Dalam pernyataannya, Shinawatra menjelaskan bahwa warga Uighur tersebut telah berada di Thailand selama lebih dari satu dekade tanpa adanya negara ketiga yang bersedia menerima mereka. Pemerintah China memberikan jaminan bahwa mereka tidak akan menghadapi penindasan atau perlakuan buruk setelah dipulangkan. Menurutnya, keputusan ini telah mempertimbangkan kepentingan nasional Thailand serta hubungan bilateral dengan China.
Sejumlah organisasi hak asasi manusia dan negara-negara Barat mengecam pemulangan ini, mengingat adanya laporan pelanggaran hak asasi terhadap komunitas Uighur di China. Amerika Serikat dan Uni Eropa menyuarakan keprihatinan mendalam atas kemungkinan represi yang akan dihadapi oleh mereka yang dipulangkan.

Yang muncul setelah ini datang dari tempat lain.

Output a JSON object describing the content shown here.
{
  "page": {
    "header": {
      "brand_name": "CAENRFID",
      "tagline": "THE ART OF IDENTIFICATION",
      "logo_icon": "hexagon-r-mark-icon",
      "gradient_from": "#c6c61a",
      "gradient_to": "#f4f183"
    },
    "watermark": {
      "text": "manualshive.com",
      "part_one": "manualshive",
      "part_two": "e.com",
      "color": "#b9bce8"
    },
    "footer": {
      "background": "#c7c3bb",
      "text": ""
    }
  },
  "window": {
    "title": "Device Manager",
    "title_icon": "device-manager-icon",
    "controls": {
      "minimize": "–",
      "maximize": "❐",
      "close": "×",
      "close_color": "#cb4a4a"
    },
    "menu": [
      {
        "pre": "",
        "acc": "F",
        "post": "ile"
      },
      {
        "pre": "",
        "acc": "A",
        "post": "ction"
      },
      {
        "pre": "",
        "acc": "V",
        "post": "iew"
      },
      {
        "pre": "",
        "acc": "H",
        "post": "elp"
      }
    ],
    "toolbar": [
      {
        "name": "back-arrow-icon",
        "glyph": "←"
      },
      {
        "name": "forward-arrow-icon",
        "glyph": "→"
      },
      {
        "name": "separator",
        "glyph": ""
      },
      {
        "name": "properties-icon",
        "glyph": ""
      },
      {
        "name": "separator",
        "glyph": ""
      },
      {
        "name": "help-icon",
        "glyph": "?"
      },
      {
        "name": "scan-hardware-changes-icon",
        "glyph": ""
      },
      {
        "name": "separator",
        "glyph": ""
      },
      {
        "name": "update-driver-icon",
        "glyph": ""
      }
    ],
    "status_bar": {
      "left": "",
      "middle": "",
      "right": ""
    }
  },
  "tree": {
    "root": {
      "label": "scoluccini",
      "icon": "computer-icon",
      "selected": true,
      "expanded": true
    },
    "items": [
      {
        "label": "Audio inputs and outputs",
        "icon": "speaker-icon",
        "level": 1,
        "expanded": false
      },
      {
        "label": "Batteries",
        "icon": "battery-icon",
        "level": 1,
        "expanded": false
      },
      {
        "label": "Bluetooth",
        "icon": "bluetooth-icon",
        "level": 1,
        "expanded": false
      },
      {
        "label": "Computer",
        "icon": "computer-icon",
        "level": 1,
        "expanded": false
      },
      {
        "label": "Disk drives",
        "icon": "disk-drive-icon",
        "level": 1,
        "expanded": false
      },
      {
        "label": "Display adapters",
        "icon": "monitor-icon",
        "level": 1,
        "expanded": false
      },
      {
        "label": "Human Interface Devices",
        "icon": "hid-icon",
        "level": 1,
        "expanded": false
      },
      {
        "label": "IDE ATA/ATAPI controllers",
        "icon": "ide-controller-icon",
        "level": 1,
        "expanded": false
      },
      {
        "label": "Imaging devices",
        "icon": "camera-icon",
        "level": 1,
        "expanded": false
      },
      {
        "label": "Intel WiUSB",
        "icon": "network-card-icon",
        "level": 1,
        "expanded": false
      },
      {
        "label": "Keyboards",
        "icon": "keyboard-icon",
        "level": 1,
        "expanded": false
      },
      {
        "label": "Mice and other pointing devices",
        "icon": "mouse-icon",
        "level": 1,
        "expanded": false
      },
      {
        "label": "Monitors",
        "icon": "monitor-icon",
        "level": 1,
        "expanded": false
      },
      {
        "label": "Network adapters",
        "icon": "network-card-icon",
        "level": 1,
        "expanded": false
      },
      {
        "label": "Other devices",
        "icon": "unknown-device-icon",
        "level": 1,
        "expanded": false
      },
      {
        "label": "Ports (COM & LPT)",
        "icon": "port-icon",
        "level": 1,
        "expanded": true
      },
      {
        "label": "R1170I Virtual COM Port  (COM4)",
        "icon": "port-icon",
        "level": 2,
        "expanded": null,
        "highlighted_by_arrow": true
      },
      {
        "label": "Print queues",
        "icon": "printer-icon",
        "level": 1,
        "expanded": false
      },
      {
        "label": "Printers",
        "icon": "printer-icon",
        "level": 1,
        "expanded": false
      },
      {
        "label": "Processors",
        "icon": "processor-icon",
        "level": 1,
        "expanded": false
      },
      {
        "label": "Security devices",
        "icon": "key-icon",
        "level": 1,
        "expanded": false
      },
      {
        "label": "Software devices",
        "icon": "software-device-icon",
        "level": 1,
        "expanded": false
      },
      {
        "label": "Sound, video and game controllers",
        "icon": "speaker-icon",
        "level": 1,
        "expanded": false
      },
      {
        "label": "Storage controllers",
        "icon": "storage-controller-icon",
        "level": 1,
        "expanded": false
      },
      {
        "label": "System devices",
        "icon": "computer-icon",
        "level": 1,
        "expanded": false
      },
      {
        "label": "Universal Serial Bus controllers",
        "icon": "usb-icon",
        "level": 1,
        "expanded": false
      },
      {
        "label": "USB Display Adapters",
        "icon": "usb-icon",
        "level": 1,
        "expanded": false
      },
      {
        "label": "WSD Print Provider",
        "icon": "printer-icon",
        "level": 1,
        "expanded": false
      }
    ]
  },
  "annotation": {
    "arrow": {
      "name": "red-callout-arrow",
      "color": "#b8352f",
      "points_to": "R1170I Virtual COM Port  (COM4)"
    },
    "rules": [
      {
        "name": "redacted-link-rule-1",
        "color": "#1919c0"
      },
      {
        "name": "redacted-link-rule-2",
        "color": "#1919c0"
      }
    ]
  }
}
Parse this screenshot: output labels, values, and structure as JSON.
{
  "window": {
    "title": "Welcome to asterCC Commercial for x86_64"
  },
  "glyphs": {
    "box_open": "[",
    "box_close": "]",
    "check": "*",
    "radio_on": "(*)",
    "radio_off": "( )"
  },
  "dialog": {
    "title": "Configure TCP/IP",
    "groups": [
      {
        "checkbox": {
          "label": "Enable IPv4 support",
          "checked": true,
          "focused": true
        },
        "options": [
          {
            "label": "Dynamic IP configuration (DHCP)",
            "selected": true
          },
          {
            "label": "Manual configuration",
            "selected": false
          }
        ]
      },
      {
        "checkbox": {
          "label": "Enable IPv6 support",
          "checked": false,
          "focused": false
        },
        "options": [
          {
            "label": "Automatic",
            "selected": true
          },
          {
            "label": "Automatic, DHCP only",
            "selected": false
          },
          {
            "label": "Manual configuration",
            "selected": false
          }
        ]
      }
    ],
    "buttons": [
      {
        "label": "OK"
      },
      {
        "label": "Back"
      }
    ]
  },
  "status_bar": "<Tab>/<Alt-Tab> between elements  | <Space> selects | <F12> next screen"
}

Menanggapi kritik ini, Perdana Menteri Thailand menyatakan bahwa negaranya tidak akan melakukan tindakan yang bertentangan dengan prinsip hak asasi manusia. Ia juga menegaskan bahwa pemulangan tersebut dilakukan dengan pengawasan ketat, serta adanya kesepakatan dengan pemerintah China untuk memastikan keselamatan warga Uighur yang dikembalikan.
Shinawatra juga membantah spekulasi bahwa keputusan ini berkaitan dengan kepentingan ekonomi dan politik dengan China. Ia menekankan bahwa tidak ada kesepakatan perdagangan atau politik yang menjadi dasar keputusan ini, melainkan hanya upaya Thailand untuk menangani imigrasi ilegal sesuai dengan hukum yang berlaku.
Sementara itu, pemerintah Thailand berjanji akan terus memantau perkembangan para pengungsi Uighur yang telah dikembalikan ke China. Menteri Kehakiman Thailand dikabarkan akan melakukan kunjungan ke China dalam waktu dekat untuk memastikan bahwa mereka mendapatkan perlakuan yang adil dan manusiawi.
Kasus pemulangan warga Uighur ini bukan yang pertama kali terjadi di Thailand. Pada tahun 2015, lebih dari 100 warga Uighur juga dipulangkan ke China, yang kala itu memicu kecaman global. Nasib mereka yang dipulangkan pada saat itu masih menjadi misteri.
Keputusan Thailand ini mencerminkan kompleksitas hubungan diplomatik dengan China serta tantangan dalam menangani isu pengungsi dan hak asasi manusia di kawasan Asia Tenggara. Kritik dari berbagai pihak mungkin terus berdatangan, namun pemerintah Thailand tampaknya tetap teguh pada keputusannya demi menjaga kepentingan nasional serta hubungan strategis dengan Beijing.